As an investor you would obviously want the company you are investing in to start selling more goods and services to more people. But the question becomes ‘at what cost?’ Let’s look at some real-world examples.
For the first example of how investing shapes the culture let’s look at Coca-Cola. The main product of Coca-Cola is of course Coke. This carbonated sugar water is highly addictive and loaded with things we all know are unhealthy for us. Coca-Cola would probably do very well for itself if it was a private company, but it does that much better since it is a publicly traded company. Coca-Cola is a notoriously woke company that has promoted not only its products but political agendas, and has done both effectively because of its financial success. This information should cause the investor to start thinking about a particular question. The question is not whether the Coca-Cola investor has played a role in promoting an unhealthy drink and political agendas, but is rather, are they morally okay with the role that they played? Coca-Cola and other organizations use funds received from the selling of their stock to grow their business and therefore grow their reach (AKA Influential Power). Do you as an investor want Coca-Cola to grow its influential power? Are you willing to pay the true cost in exchange for a nice monetary ROI?

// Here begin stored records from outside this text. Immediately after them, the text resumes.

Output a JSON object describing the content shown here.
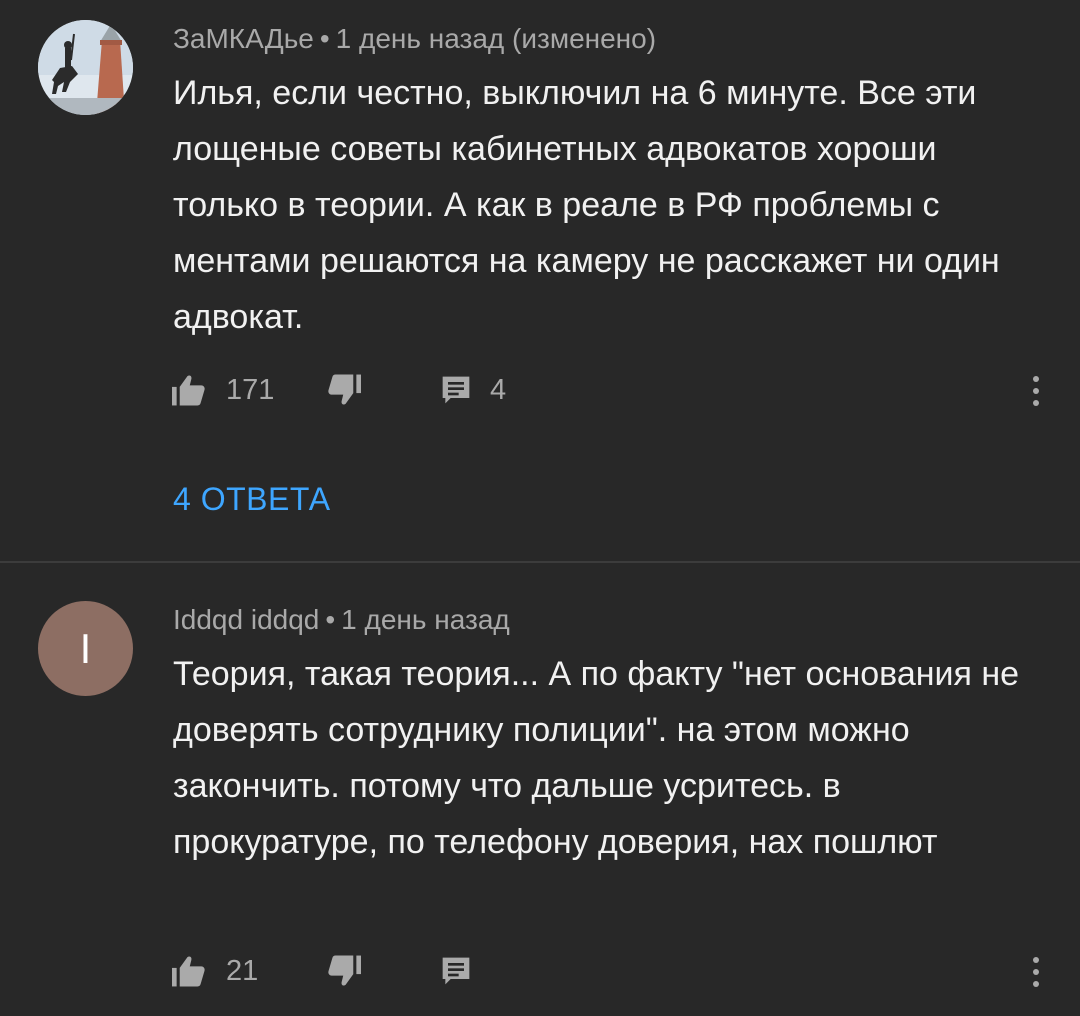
{
  "comments": [
    {
      "author": "ЗаМКАДье",
      "separator": "•",
      "time": "1 день назад (изменено)",
      "text": "Илья, если честно, выключил на 6 минуте. Все эти лощеные советы кабинетных адвокатов хороши только в теории. А как в реале в РФ проблемы с ментами решаются на камеру не расскажет ни один адвокат.",
      "likes": "171",
      "reply_count": "4",
      "replies_link": "4 ОТВЕТА",
      "avatar_icon": "monument-photo"
    },
    {
      "author": "Iddqd iddqd",
      "separator": "•",
      "time": "1 день назад",
      "text": "Теория, такая теория... А по факту \"нет основания не доверять сотруднику полиции\". на этом можно закончить. потому что дальше усритесь. в прокуратуре, по телефону доверия, нах пошлют",
      "likes": "21",
      "avatar_letter": "I",
      "avatar_color": "#8d6e63"
    }
  ],
  "icons": {
    "like": "thumbs-up-icon",
    "dislike": "thumbs-down-icon",
    "reply": "comment-reply-icon",
    "more": "more-vertical-icon"
  },
  "colors": {
    "background": "#282828",
    "link": "#3ea6ff",
    "meta": "#a9a9a9"
  }
}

The second example I would like to use is Amazon. Amazon is wildly successful and has produced a really nice ROI for long-term investors. Amazon has caused the demise of a lot of small businesses, reportedly treats its workers poorly, advocates for abortion, supports the Equality Act, and helped erect barriers to entry to the retail market by advocating for higher minimum wages. Amazon has a great business model and does extremely well for itself partly in thanks to investors who choose to buy and hold Amazon stock. With all this in mind, again, the investor must ask themselves if they are okay with playing a part in helping Amazon gain more power and influence in society.
The last example I would like to highlight has a bit more of a positive tone. Cameco is a company that specializes in Uranium mining which is crucial for nuclear energy plants. Maybe promoting nuclear energy and getting a potential ROI are things you could get behind because you think Nuclear energy is the future. If nuclear energy is proven to be more sustainable, greener, and cheaper than all other forms of energy, then supporting Cameco could be synonymous with supporting the common good. If this is the case, then investing into Cameco would be enticing from a moral perspective.
Quick aside here…All investors should be participating actively in shareholder meetings if they want to be a true moral investor. This is the case because non-participatory/passive investing runs the risk of reaping where one has not sown. Which is a big no-no in many moral world views. You can find more elaboration on this topic at www.ChristCenteredCaital.com.
The biggest trend in moral investing right now is ESG (Environmental, Social, Governance) investing. Many conservatives do not agree with the ideology of ESG investing but we can appreciate the principles behind it. The people who came up with and promote ESG investing understand that investing is one of the most powerful ways to shape a culture. Investing is probably only beat out by family unit ideology (how parents choose to raise their kids) when it comes to the most impact a thing can have on the culture. Publicly traded companies have one thing on the brain, and that is profits. Generally speaking, companies do not have deeply ingrained moral codes . The moral codes of a stock are dictated by LOUD shareholders and advocates. One ranting person on twitter can not make a lot of difference in the world today, but if that one ranting person teams up with a few more ranting people and they pressure a major company to adopt their values, then that major company can have an enormous impact on the culture. This ability that companies have to impact a culture comes from the power they acquire by growing bigger and more influential.
One little caveat here. Investing and spending both play crucial roles when it comes to how companies gain power and influence the culture. However, investing is typically what you do with your excess. If you are investing money that, hopefully, means you do not need that money to pay the rent next month or feed your children tonight. This means that what you do with your investment dollars carries even more moral weight then what you do with your spending dollars. Both are important, but what you do with your excess has more moral culpability.
How you invest shapes the culture in which you live. If you are a conservative, then morally conservative investing will influence a culture to be more conservative. If you are a Christian, then investing with Christian values in mind will make the culture more Christian. Put whatever identifier you want to in this space, but the bottom line is investing shapes the culture.